- Born: September 26, 1921 Staten Island, New York, U.S.
- Died: January 12, 1988 (aged 66) St. Petersburg, Florida, U.S.
- Occupation: Minor League Baseball president
- Years active: 1979–1988

= John H. Johnson (baseball) =

American baseball executive (1921–1988)

John H. Johnson (September 26, 1921 – January 12, 1988) was an American baseball executive, whose most significant role was as president of the National Association of Professional Baseball Leagues from 1979 through 1988. He was born in Staten Island, New York.

Johnson was credited with helping the then struggling organization stabilize and grow. During his ten-year tenure, he was in charge of 17 minor league circuits and 176 teams throughout the United States. One of his most important achievements was an extensive overhaul of the master player development contract, which governs the relations between Major League Baseball organizations and their mostly independently owned Minor League affiliates.

== Early life ==
Johnson, whose strength was as an administrator, joined the New York Yankees organization in 1947, working for them for 24 years. He served initially as secretary to general manager George Weiss. Johnson was later promoted as general manager of the Double-A Binghamton Triplets farm club, traveling secretary for the Yankees, and finally as vice president for minor league operations.

When Bowie Kuhn was elected baseball commissioner in 1969, Johnson joined his office staff for the next eight years.
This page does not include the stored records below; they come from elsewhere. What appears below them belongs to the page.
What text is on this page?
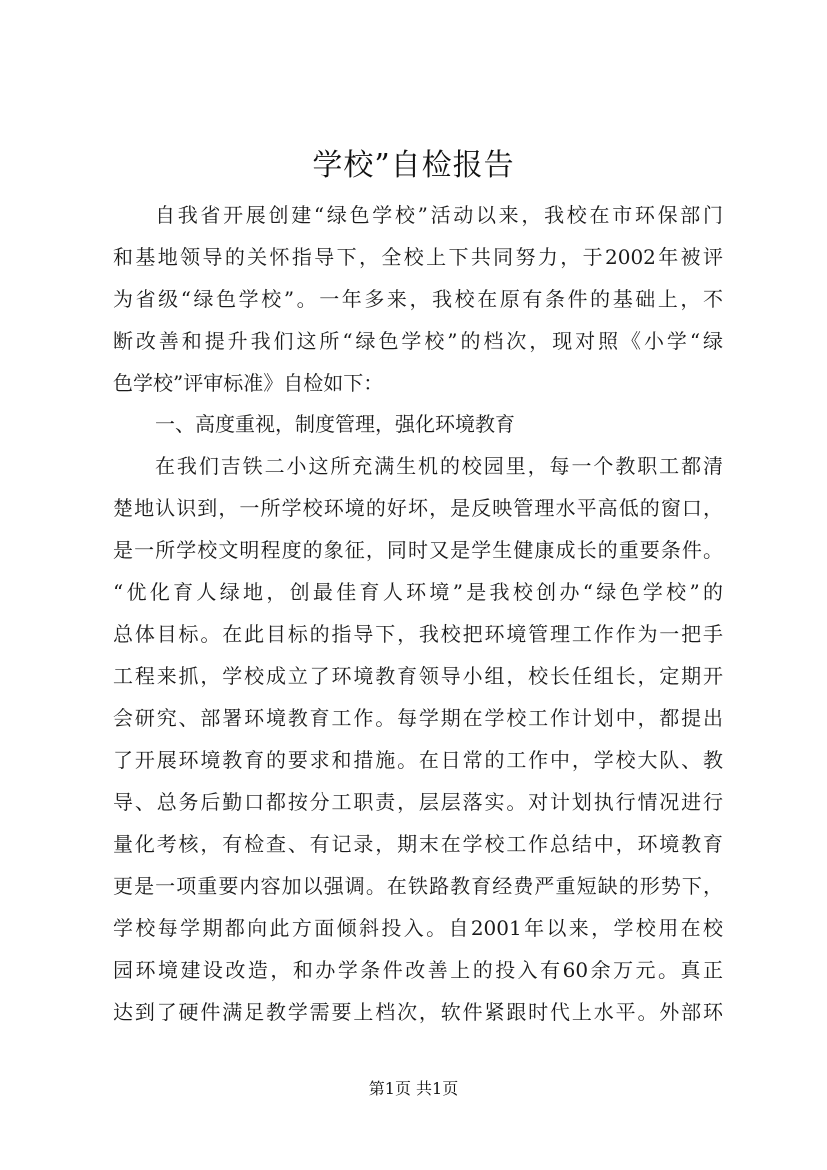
学校”自检报告
自我省开展创建“绿色学校”活动以来，我校在市环保部门
和基地领导的关怀指导下，全校上下共同努力，于2002年被评
为省级“绿色学校”。一年多来，我校在原有条件的基础上，不
断改善和提升我们这所“绿色学校”的档次，现对照《小学“绿
色学校”评审标准》自检如下：
一、高度重视，制度管理，强化环境教育
在我们吉铁二小这所充满生机的校园里，每一个教职工都清
楚地认识到，一所学校环境的好坏，是反映管理水平高低的窗口，
是一所学校文明程度的象征，同时又是学生健康成长的重要条件。
“优化育人绿地，创最佳育人环境”是我校创办“绿色学校”的
总体目标。在此目标的指导下，我校把环境管理工作作为一把手
工程来抓，学校成立了环境教育领导小组，校长任组长，定期开
会研究、部署环境教育工作。每学期在学校工作计划中，都提出
了开展环境教育的要求和措施。在日常的工作中，学校大队、教
导、总务后勤口都按分工职责，层层落实。对计划执行情况进行
量化考核，有检查、有记录，期末在学校工作总结中，环境教育
更是一项重要内容加以强调。在铁路教育经费严重短缺的形势下，
学校每学期都向此方面倾斜投入。自2001年以来，学校用在校
园环境建设改造，和办学条件改善上的投入有60余万元。真正
达到了硬件满足教学需要上档次，软件紧跟时代上水平。外部环
第1页 共1页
Following his stint as administrator for Kuhn, Johnson was unanimously elected as president of the National Association of Professional Baseball Leagues at the Winter Meetings held in 1978, succeeding Bobby Bragan. Johnson received a five-year contract extension in 1981 and was re-elected to a three-year term in 1986. With Johnson at the helm, the NAPBL attendance soared to more than 20 million fans in 1987, a figure not matched since the 1953 season.

Johnson was diagnosed with chest cancer in September 1987. He was a long-time resident of St. Petersburg, Florida, where he died in January 1988 at the age of 66.

The John H. Johnson President's Award, is considered the most prestigious recognition given by Minor League Baseball and is awarded annually to honor the complete minor league franchise, based on franchise stability, contributions to league stability, contributions to baseball in the community, and promotion of the baseball industry. Originally known only as the President's Award when it was created in 1974, it was renamed in Johnson's honor starting with the 1988 season.